Seluruh masyarakat di dunia pada awalnya menggunakan sistem ini, mulai dari masyarakat primitif, tradisional, hingga modern.

Sejarah Feodalisme

Meski sistem feodalisme diyakini sudah ada sejak awal peradaban manusia, istilah feodalisme sendiri baru muncul dan dikenal pada abad pertengahan.

Dalam buku Sejarah Lengkap Dunia Abad Pertengahan 500-1400 M (2002) oleh Alfi Arifian, dijelaskan bahwa istilah feodalisme muncul pertama kali di Prancis pada abad ke-16.

Sistem ini muncul setelah masa Kekaisaran Romawi Suci-Caroling mengalami kemunduran karena banyak pertikaian dan invasi asing sehingga kekaisaran pun runtuh.

Di sinilah feodalisme menjadi solusi untuk menata kembali ketertiban dan keamanan, meski dalam lingkup lokal.

Feodalisme saat itu bukan sistem yang sudah direncanakan, tetapi respon dan pengembangan dari situasi yang kacau karena mandeknya otoritas pusat.

Sistem ini dilakukan dalam lingkup kecil dengan pelaksanaan yang berbeda-beda di tiap wilayah. Ada wilayah yang berhasil dan ada yang gagal.

Feodalisme menciptakan tatanan sosial tripartit yang mirip dengan kasta dalam agama Hindu, yaitu brahma, ksatria, dan waisya. Namun pada kenyataannya, feodalisme dibagi menjadi dua, yaitu kaum elite dan proletar.

Sistem pengkastaan ini berakhir di awal abad ke-20 setelah munculnya paham baru seperti sosialisme yang menggunakan prinsip kesetaraan.

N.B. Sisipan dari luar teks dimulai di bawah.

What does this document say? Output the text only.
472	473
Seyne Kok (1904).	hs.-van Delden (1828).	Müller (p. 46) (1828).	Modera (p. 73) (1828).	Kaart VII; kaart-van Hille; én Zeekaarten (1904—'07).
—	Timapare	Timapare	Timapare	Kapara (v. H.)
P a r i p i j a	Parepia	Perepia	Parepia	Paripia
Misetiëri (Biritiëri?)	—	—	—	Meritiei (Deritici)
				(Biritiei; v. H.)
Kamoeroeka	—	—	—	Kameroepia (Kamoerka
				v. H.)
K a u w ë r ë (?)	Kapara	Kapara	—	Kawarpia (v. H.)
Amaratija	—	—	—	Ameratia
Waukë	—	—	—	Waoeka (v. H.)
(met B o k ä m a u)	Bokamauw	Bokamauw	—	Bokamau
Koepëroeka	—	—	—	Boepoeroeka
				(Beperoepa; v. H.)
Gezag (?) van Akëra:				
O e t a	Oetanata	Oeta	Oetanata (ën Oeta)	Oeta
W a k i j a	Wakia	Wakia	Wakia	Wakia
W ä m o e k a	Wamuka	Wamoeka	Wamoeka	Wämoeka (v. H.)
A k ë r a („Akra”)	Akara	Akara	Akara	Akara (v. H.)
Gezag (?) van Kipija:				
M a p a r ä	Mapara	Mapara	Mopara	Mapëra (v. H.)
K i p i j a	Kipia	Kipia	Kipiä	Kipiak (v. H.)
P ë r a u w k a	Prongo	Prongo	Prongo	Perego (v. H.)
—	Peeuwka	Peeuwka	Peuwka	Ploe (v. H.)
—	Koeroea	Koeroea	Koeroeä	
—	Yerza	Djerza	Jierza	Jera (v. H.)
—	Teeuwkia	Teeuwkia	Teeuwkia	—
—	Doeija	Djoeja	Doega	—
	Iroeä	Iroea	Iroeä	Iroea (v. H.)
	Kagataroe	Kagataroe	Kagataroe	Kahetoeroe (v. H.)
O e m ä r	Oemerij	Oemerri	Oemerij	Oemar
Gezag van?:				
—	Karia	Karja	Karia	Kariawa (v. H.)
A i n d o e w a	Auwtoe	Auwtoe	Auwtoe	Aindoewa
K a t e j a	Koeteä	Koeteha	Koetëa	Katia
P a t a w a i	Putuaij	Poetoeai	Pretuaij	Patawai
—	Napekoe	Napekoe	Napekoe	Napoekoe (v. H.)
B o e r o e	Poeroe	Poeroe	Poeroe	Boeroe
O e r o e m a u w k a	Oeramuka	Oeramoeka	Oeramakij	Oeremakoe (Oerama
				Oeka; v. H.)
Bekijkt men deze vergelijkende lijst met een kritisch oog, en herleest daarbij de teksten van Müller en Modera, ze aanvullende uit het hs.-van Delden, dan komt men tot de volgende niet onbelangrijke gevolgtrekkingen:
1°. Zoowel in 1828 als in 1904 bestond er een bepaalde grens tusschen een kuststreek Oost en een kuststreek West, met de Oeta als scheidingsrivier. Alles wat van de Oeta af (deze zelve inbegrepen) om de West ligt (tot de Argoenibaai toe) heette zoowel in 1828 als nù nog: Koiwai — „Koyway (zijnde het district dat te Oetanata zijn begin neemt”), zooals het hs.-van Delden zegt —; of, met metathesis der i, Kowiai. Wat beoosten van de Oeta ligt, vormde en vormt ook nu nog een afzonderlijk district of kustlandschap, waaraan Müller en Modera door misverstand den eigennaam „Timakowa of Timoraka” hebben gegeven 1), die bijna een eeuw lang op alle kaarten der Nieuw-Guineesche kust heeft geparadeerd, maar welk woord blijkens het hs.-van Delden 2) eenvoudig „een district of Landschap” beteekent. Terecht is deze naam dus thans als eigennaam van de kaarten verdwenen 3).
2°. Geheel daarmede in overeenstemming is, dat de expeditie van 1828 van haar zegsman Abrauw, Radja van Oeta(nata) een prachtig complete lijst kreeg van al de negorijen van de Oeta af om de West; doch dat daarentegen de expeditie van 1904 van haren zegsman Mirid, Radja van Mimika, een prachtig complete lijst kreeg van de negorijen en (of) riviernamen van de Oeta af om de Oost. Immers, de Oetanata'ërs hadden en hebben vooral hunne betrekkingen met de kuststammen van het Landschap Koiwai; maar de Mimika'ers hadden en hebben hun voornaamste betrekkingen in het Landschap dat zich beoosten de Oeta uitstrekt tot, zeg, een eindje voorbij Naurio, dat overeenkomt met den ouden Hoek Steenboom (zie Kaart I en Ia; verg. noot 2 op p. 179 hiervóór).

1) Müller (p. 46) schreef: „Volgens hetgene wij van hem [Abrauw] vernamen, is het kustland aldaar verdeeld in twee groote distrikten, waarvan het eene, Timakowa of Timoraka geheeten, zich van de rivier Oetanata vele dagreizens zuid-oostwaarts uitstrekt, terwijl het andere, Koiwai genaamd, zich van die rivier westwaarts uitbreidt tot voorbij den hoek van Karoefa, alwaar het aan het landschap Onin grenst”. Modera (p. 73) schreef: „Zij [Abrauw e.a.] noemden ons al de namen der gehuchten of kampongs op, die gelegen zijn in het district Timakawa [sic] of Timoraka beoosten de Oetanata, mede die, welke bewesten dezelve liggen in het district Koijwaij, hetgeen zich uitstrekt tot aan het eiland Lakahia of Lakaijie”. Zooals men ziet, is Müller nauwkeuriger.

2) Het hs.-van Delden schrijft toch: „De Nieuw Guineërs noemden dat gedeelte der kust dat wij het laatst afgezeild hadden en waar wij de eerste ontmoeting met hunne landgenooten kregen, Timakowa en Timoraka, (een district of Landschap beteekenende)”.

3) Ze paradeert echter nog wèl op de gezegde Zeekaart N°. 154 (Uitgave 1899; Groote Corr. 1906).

Pada abad ke-19, Abraham Lincoln juga telah menghapus perbudakan di Amerika Serikat.

Prinsip Feodalisme

Ada tiga prinsip utama yang juga menjadi ciri-ciri dari feodalisme. Tiga prinsip utama feodalisme adalah kekuasaan, kekerabatan, dan pengkultusan.

1. Kekuasaan
Sistem feodalisme berfokus pada kekuasaan, yakni menguasai politik, sosial, ekonomi, budaya, dan segala aspek kehidupan. Kekuasaan pada feodalisme bersifat sentral pada satu pemimpin.

2. Kekerabatan
Kekuasaan dalam feodalisme hanya berkutat pada kelompok tertentu yang berkerabat. Misalnya, ketika seorang pemimpin meninggal akan digantikan anaknya. Jika tidak memiliki anak, maka bisa digantikan keluarga yang lain.

3. Pengkultusan
Prinsip atau ciri-ciri ketiga adalah adanya pengkultusan terhadap pemimpin. Pemimpin feodal selalu dikultuskan.

Mereka tidak hanya dihormati, bahkan dipuja. Biasanya pengkultusan ini tidak terlepas dari mitos yang dimunculkan.

Orientasi Feodalisme

Orientasi pemerintahan feodal adalah untuk menguasai tiga hal, yaitu harta, tahta, dan wanita. Berikut penjelasannya:

  1. Harta
    Dalam pemerintahan feodal, para penguasa selalu berorientasi pada harta kekayaan dalam wujud apa saja, terutama penguasaan tanah. Penguasa sering kali hanya menjadikan rakyat sebagai alat untuk menambah harta para penguasa.
  1. Tahta
    Tahta dapat diartikan sebagai jabatan atau posisi tertentu dalam pemerintahan. Mereka yang dekat dengan pemerintahan atau memiliki gelar bangsawan akan lebih dihormati dan memiliki hak-hak istimewa.
  2. Wanita
    Bangsawan dikenal memiliki banyak istri. Mereka bahkan menjadikan wanita sebagai budak untuk memenuhi hasrat seksual.

Namun secara luas, tidak hanya wanita yang menjadi orientasi kaum elite, namun berbagai kesenangan dunia, seperti judi dan minuman keras.

Demikian tadi telah kita ketahui feodalisme adalah salah satu sistem sosial-politik yang memberikan kekuasaan besar pada bangsawan.

Telah kita ketahui pula sejarah, prinsip atau ciri-ciri, dan orientasi pemerintahan feodal. Semoga menambah wawasan.